Ada sepasang laki-laki dan perempuan tengah asik melihat langit-langit malam di dekat acara festival yang menyediakan sebuah gedung pencakar langit untuk melihat keindahan di atas sana.
"Kenapa kamu ngajak aku kesini?" Tanya sang gadis kepada pria di samping nya.
"Karna aku mau ngomong sesuatu" Jawab sang pria.
"Apa?"
Pria itu melihat kesamping di mana sang gadis berada, lalu tersenyum manis.
"Aku suka kamu" Pernyataan itu membuat sang gadis terdiam dengan wajah terkejut. Sedangkan sang pria masih dengan senyum nya.
"Aku tau ini terlalu cepat, tapi rasanya aku harus memiliki kamu secepatnya" Lanjut sang pria menatap dalam sang gadis penuh arti.
"Gimana?"
"Gimana apanya?" Tanya sang gadis bingung.
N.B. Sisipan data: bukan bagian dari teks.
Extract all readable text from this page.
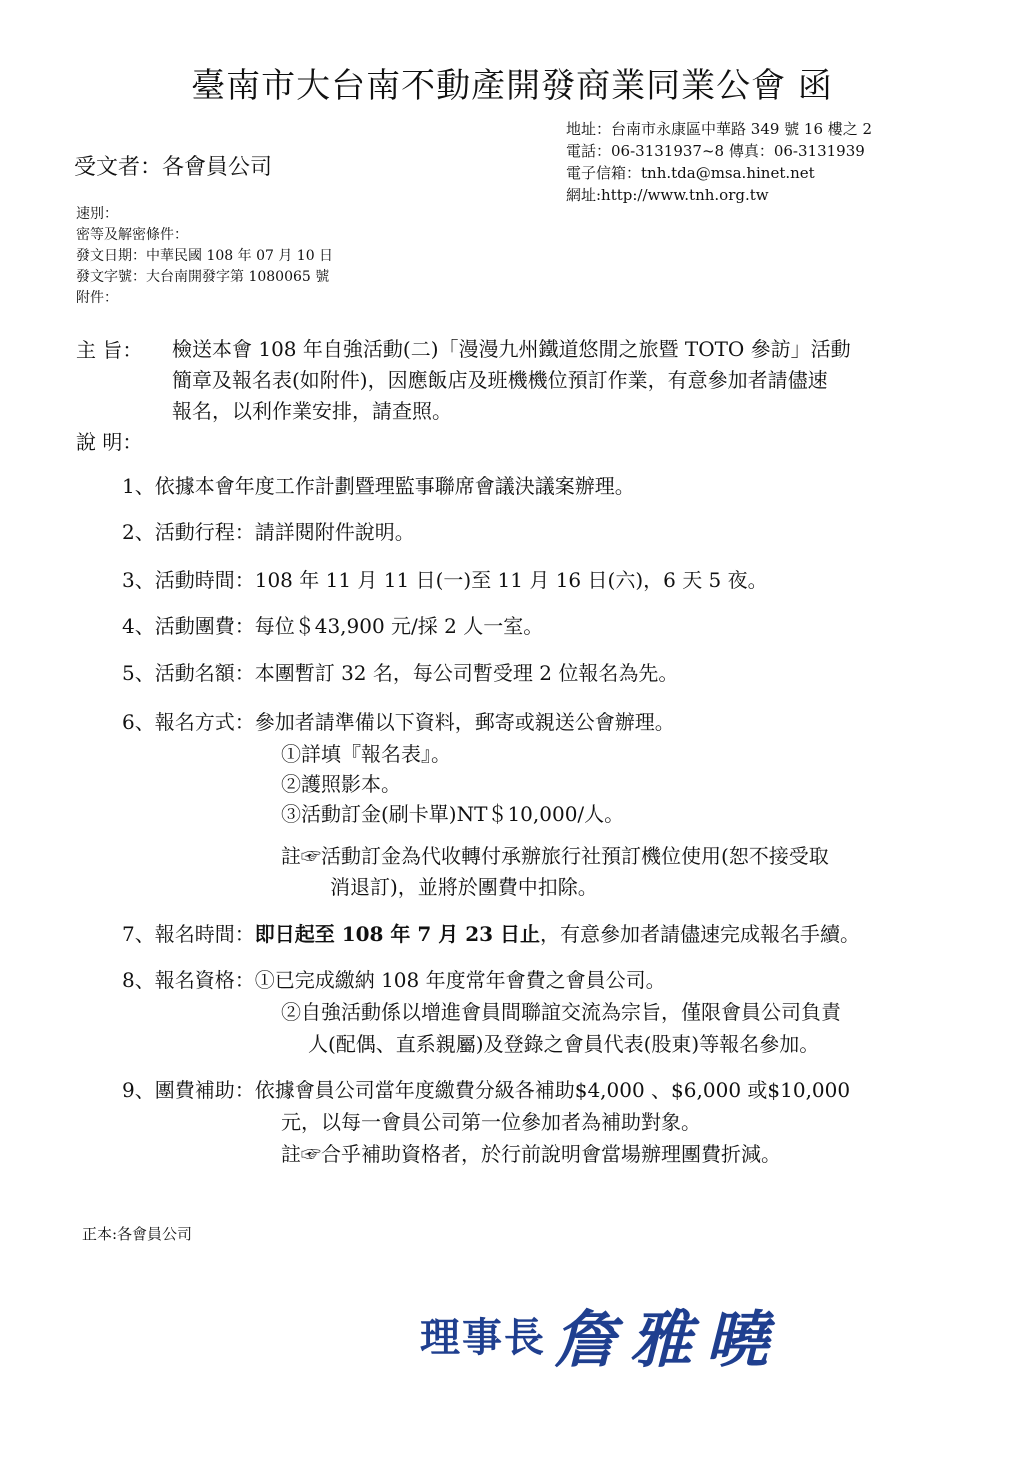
臺南市大台南不動產開發商業同業公會 函
受文者：各會員公司
地址：台南市永康區中華路 349 號 16 樓之 2
電話：06-3131937~8 傳真：06-3131939
電子信箱：tnh.tda@msa.hinet.net
網址:http://www.tnh.org.tw
速別：
密等及解密條件：
發文日期：中華民國 108 年 07 月 10 日
發文字號：大台南開發字第 1080065 號
附件：
主 旨： 檢送本會 108 年自強活動(二)「漫漫九州鐵道悠閒之旅暨 TOTO 參訪」活動
簡章及報名表(如附件)，因應飯店及班機機位預訂作業，有意參加者請儘速
報名，以利作業安排，請查照。
說 明：
1、依據本會年度工作計劃暨理監事聯席會議決議案辦理。
2、活動行程：請詳閱附件說明。
3、活動時間：108 年 11 月 11 日(一)至 11 月 16 日(六)，6 天 5 夜。
4、活動團費：每位＄43,900 元/採 2 人一室。
5、活動名額：本團暫訂 32 名，每公司暫受理 2 位報名為先。
6、報名方式：參加者請準備以下資料，郵寄或親送公會辦理。
①詳填『報名表』。
②護照影本。
③活動訂金(刷卡單)NT＄10,000/人。
註☞活動訂金為代收轉付承辦旅行社預訂機位使用(恕不接受取
消退訂)，並將於團費中扣除。
7、報名時間：即日起至 108 年 7 月 23 日止，有意參加者請儘速完成報名手續。
8、報名資格：①已完成繳納 108 年度常年會費之會員公司。
②自強活動係以增進會員間聯誼交流為宗旨，僅限會員公司負責
人(配偶、直系親屬)及登錄之會員代表(股東)等報名參加。
9、團費補助：依據會員公司當年度繳費分級各補助$4,000 、$6,000 或$10,000
元，以每一會員公司第一位參加者為補助對象。
註☞合乎補助資格者，於行前說明會當場辦理團費折減。
正本:各會員公司
理事長 詹雅曉
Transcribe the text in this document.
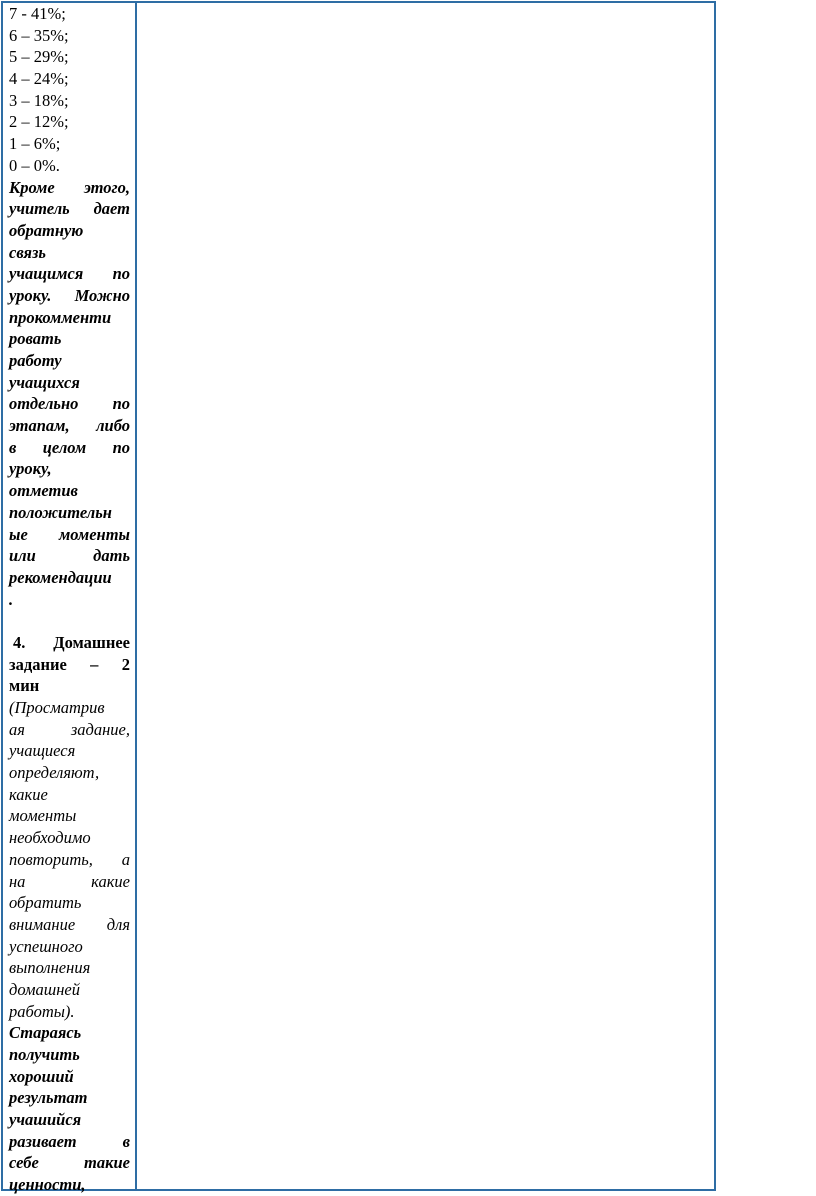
7 - 41%;
6 – 35%;
5 – 29%;
4 – 24%;
3 – 18%;
2 – 12%;
1 – 6%;
0 – 0%.
Кроме этого,
учитель дает
обратную
связь
учащимся по
уроку. Можно
прокомменти
ровать
работу
учащихся
отдельно по
этапам, либо
в целом по
уроку,
отметив
положительн
ые моменты
или дать
рекомендации
.
4. Домашнее
задание – 2
мин
(Просматрив
ая задание,
учащиеся
определяют,
какие
моменты
необходимо
повторить, а
на какие
обратить
внимание для
успешного
выполнения
домашней
работы).
Стараясь
получить
хороший
результат
учашийся
разивает в
себе такие
ценности,
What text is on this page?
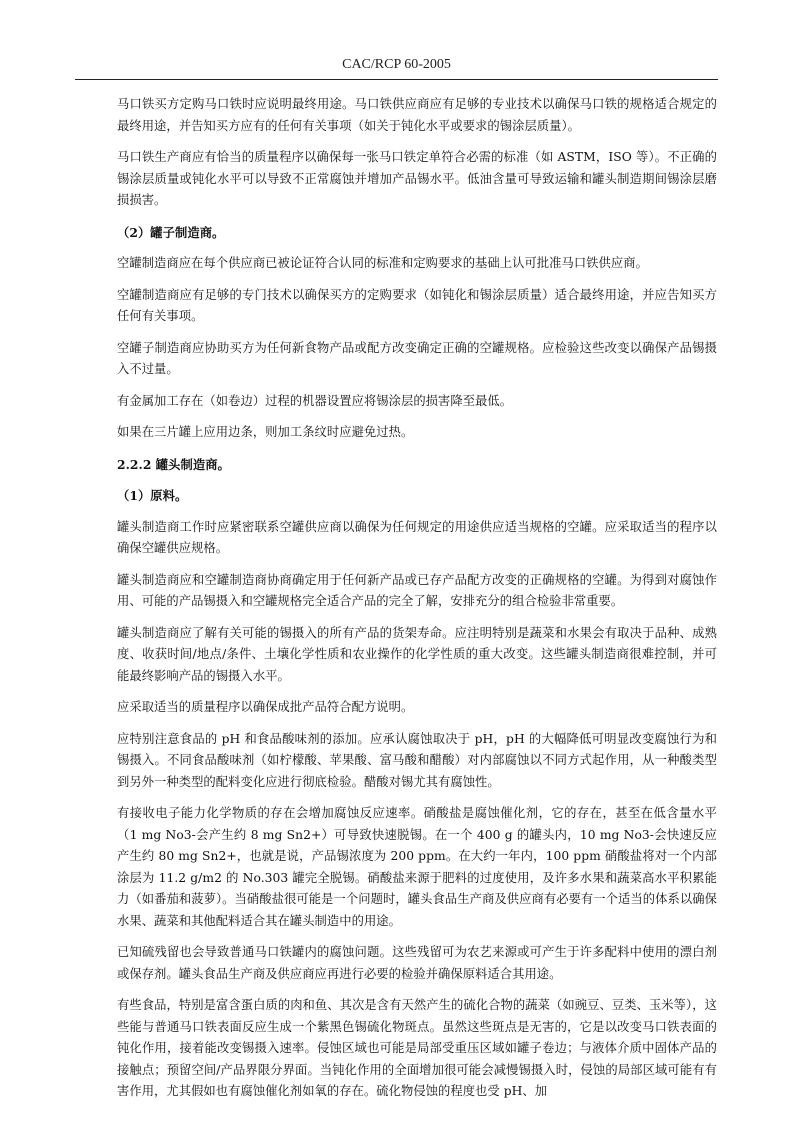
CAC/RCP 60-2005

马口铁买方定购马口铁时应说明最终用途。马口铁供应商应有足够的专业技术以确保马口铁的规格适合规定的最终用途，并告知买方应有的任何有关事项（如关于钝化水平或要求的锡涂层质量）。

马口铁生产商应有恰当的质量程序以确保每一张马口铁定单符合必需的标准（如 ASTM，ISO 等）。不正确的锡涂层质量或钝化水平可以导致不正常腐蚀并增加产品锡水平。低油含量可导致运输和罐头制造期间锡涂层磨损损害。

（2）罐子制造商。

空罐制造商应在每个供应商已被论证符合认同的标准和定购要求的基础上认可批准马口铁供应商。

空罐制造商应有足够的专门技术以确保买方的定购要求（如钝化和锡涂层质量）适合最终用途，并应告知买方任何有关事项。

空罐子制造商应协助买方为任何新食物产品或配方改变确定正确的空罐规格。应检验这些改变以确保产品锡摄入不过量。

有金属加工存在（如卷边）过程的机器设置应将锡涂层的损害降至最低。

如果在三片罐上应用边条，则加工条纹时应避免过热。

2.2.2 罐头制造商。

（1）原料。

罐头制造商工作时应紧密联系空罐供应商以确保为任何规定的用途供应适当规格的空罐。应采取适当的程序以确保空罐供应规格。

罐头制造商应和空罐制造商协商确定用于任何新产品或已存产品配方改变的正确规格的空罐。为得到对腐蚀作用、可能的产品锡摄入和空罐规格完全适合产品的完全了解，安排充分的组合检验非常重要。

罐头制造商应了解有关可能的锡摄入的所有产品的货架寿命。应注明特别是蔬菜和水果会有取决于品种、成熟度、收获时间/地点/条件、土壤化学性质和农业操作的化学性质的重大改变。这些罐头制造商很难控制，并可能最终影响产品的锡摄入水平。

应采取适当的质量程序以确保成批产品符合配方说明。

应特别注意食品的 pH 和食品酸味剂的添加。应承认腐蚀取决于 pH，pH 的大幅降低可明显改变腐蚀行为和锡摄入。不同食品酸味剂（如柠檬酸、苹果酸、富马酸和醋酸）对内部腐蚀以不同方式起作用，从一种酸类型到另外一种类型的配料变化应进行彻底检验。醋酸对锡尤其有腐蚀性。

有接收电子能力化学物质的存在会增加腐蚀反应速率。硝酸盐是腐蚀催化剂，它的存在，甚至在低含量水平（1 mg No3-会产生约 8 mg Sn2+）可导致快速脱锡。在一个 400 g 的罐头内，10 mg No3-会快速反应产生约 80 mg Sn2+，也就是说，产品锡浓度为 200 ppm。在大约一年内，100 ppm 硝酸盐将对一个内部涂层为 11.2 g/m2 的 No.303 罐完全脱锡。硝酸盐来源于肥料的过度使用，及许多水果和蔬菜高水平积累能力（如番茄和菠萝）。当硝酸盐很可能是一个问题时，罐头食品生产商及供应商有必要有一个适当的体系以确保水果、蔬菜和其他配料适合其在罐头制造中的用途。

已知硫残留也会导致普通马口铁罐内的腐蚀问题。这些残留可为农艺来源或可产生于许多配料中使用的漂白剂或保存剂。罐头食品生产商及供应商应再进行必要的检验并确保原料适合其用途。

有些食品，特别是富含蛋白质的肉和鱼、其次是含有天然产生的硫化合物的蔬菜（如豌豆、豆类、玉米等），这些能与普通马口铁表面反应生成一个紫黑色锡硫化物斑点。虽然这些斑点是无害的，它是以改变马口铁表面的钝化作用，接着能改变锡摄入速率。侵蚀区域也可能是局部受重压区域如罐子卷边；与液体介质中固体产品的接触点；预留空间/产品界限分界面。当钝化作用的全面增加很可能会减慢锡摄入时，侵蚀的局部区域可能有有害作用，尤其假如也有腐蚀催化剂如氧的存在。硫化物侵蚀的程度也受 pH、加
"Kau mau menjadi milikku?. Aku tidak memaksa, tapi ini sudah saat nya" Gadis itu nampak berpikir keras layaknya sedang mengerjakan soal matematika di sekolah.
Gadis itu merasakan tangan nya yang berada di atas paha, kini di genggam oleh pria itu. Suasana menjadi dingin seketika saat dirasanya hawa canggung mulai menyeruak diantara mereka.
"Jawab sekarang, aku gak suka menunggu. Aku terima semua jawaban dari kamu dengan lapang dada" Lagi-lagi gadis itu di buat bimbang dengan jawaban yang harus ia berikan kepada sang pria.
Hingga akhirnya, gadis itu mengangkat kepala dan menatap langit sambil berpikir matang-matang.
Lalu ia kembali menatap sang pria yang sedaritadi menunggu jawabannya.
Gadis itu tersenyum manis seolah menjawab semua pertanyaan sang pria.